Hacker News new | ask | show | jobs
by burnt-resistor 308 days ago
Related to multiple .zip formats: I've found macOS Archive Utility sometimes refuses to extract early pkzip .zips created on MS-DOS, but yet Info-ZIP handles them just fine.

And, the macOS Archive Utility will complain that a proper .tar.bz2 is "corrupt" created using bzip2.

In general, be liberal in input and be conservative in output. Sometimes, this means using less features or certain older formats so that all/most things work without issues.

1 comments

> In general, be liberal in input and be conservative in output.

That is a dangerous maxim in a world with malicious players. In fact this PyPI problem is precisely because zip files are being too readily accepted, even if they have ambiguous meaning. Their fix is (very sensibly) to be less liberal with their input.

No, it's a well-regarded, fundamental engineering principle of standard and interoperable systems.
This hasn't been considered well-regarded for a very long time. I'd say the opposite is dogmatic: we're in a post-Postel world[1], in part because of observed security failures over the last 30 years.

[1]: https://alexgaynor.net/2025/mar/25/postels-law-and-the-three...

Maybe in the early days of the internet, or in closed systems, but in the open internet it's naive and actually leads to more brittle systems.

Sorry to repeat myself, but case in point is the article we're discussing!
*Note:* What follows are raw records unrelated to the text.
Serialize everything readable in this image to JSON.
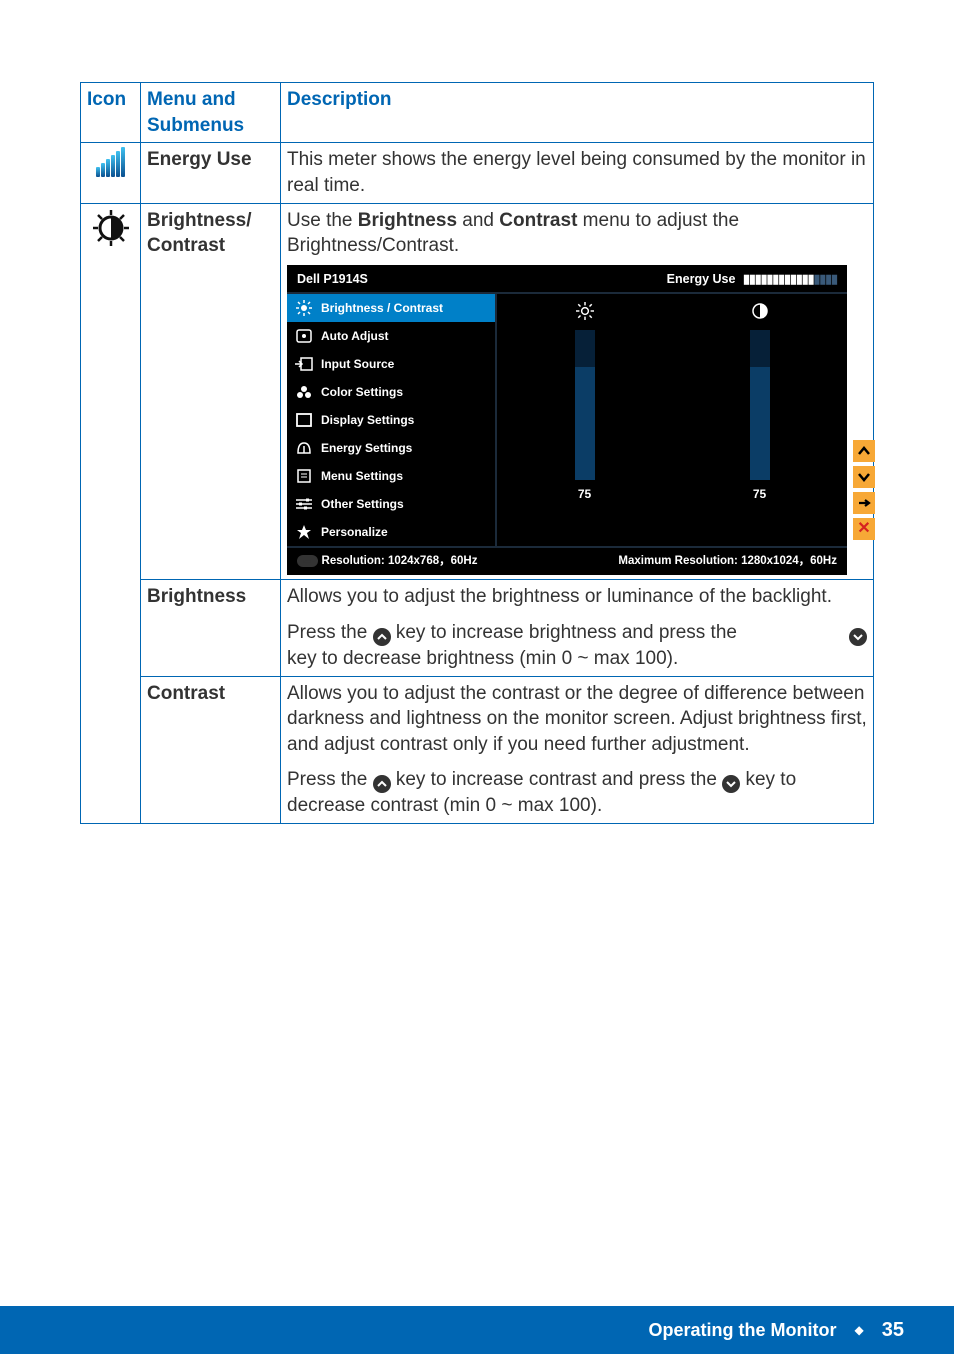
{
  "table": {
    "headers": {
      "icon": "Icon",
      "menu": "Menu and Submenus",
      "desc": "Description"
    },
    "rows": {
      "energy_use": {
        "menu": "Energy Use",
        "desc": "This meter shows the energy level being consumed by the monitor in real time."
      },
      "brightness_contrast": {
        "menu": "Brightness/\nContrast",
        "desc_pre": "Use the ",
        "desc_b1": "Brightness",
        "desc_mid": " and ",
        "desc_b2": "Contrast",
        "desc_post": " menu to adjust the Brightness/Contrast."
      },
      "brightness": {
        "menu": "Brightness",
        "p1": "Allows you to adjust the brightness or luminance of the backlight.",
        "p2a": "Press the ",
        "p2b": " key to increase brightness and press the ",
        "p2c": " key to decrease brightness (min 0 ~ max 100)."
      },
      "contrast": {
        "menu": "Contrast",
        "p1": "Allows you to adjust the contrast or the degree of difference between darkness and lightness on the monitor screen. Adjust brightness first, and adjust contrast only if you need further adjustment.",
        "p2a": "Press the ",
        "p2b": "  key to increase contrast and press the ",
        "p2c": " key to decrease contrast (min 0 ~ max 100)."
      }
    }
  },
  "osd": {
    "title": "Dell P1914S",
    "energy_label": "Energy Use",
    "menu_items": [
      "Brightness / Contrast",
      "Auto Adjust",
      "Input Source",
      "Color Settings",
      "Display Settings",
      "Energy Settings",
      "Menu Settings",
      "Other Settings",
      "Personalize"
    ],
    "slider_value": "75",
    "slider_pct": 75,
    "footer_left": "Resolution: 1024x768，60Hz",
    "footer_right": "Maximum Resolution: 1280x1024，60Hz",
    "colors": {
      "active_bg": "#0080c8",
      "side_btn_bg": "#f7a836",
      "side_close": "#d62020"
    }
  },
  "footer": {
    "title": "Operating the Monitor",
    "page": "35"
  },
  "colors": {
    "brand_blue": "#0066b3"
  }
}
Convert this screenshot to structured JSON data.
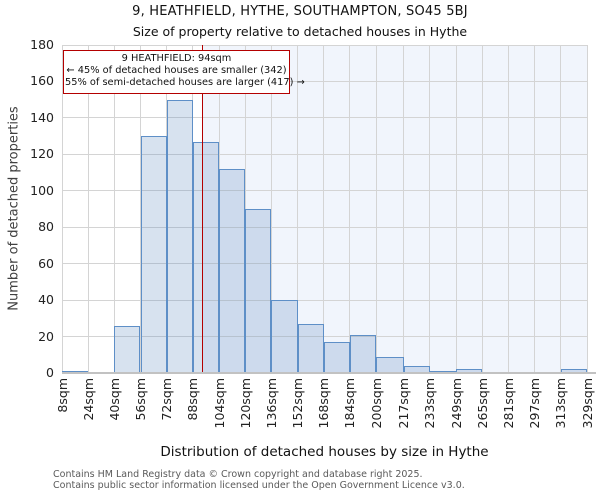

If something is accepted that is not in the specification then obviously its behaviour is unspecified. That means different implementations can easily have different behaviours, which can lead to security issues exactly like this one.

Even when there's no malice involved, it can often lead to de facto extensions to the specification. If several implementations accept something outside the standard (with roughly the same behaviour), and one accidentally produces it, then soon it becomes relied upon and all implementations need to handle it. Then the standard is no longer authoritative, or has to be retrospectively updated (see for example the huge part of the HTML spec that deals with otherwise invalid HTML).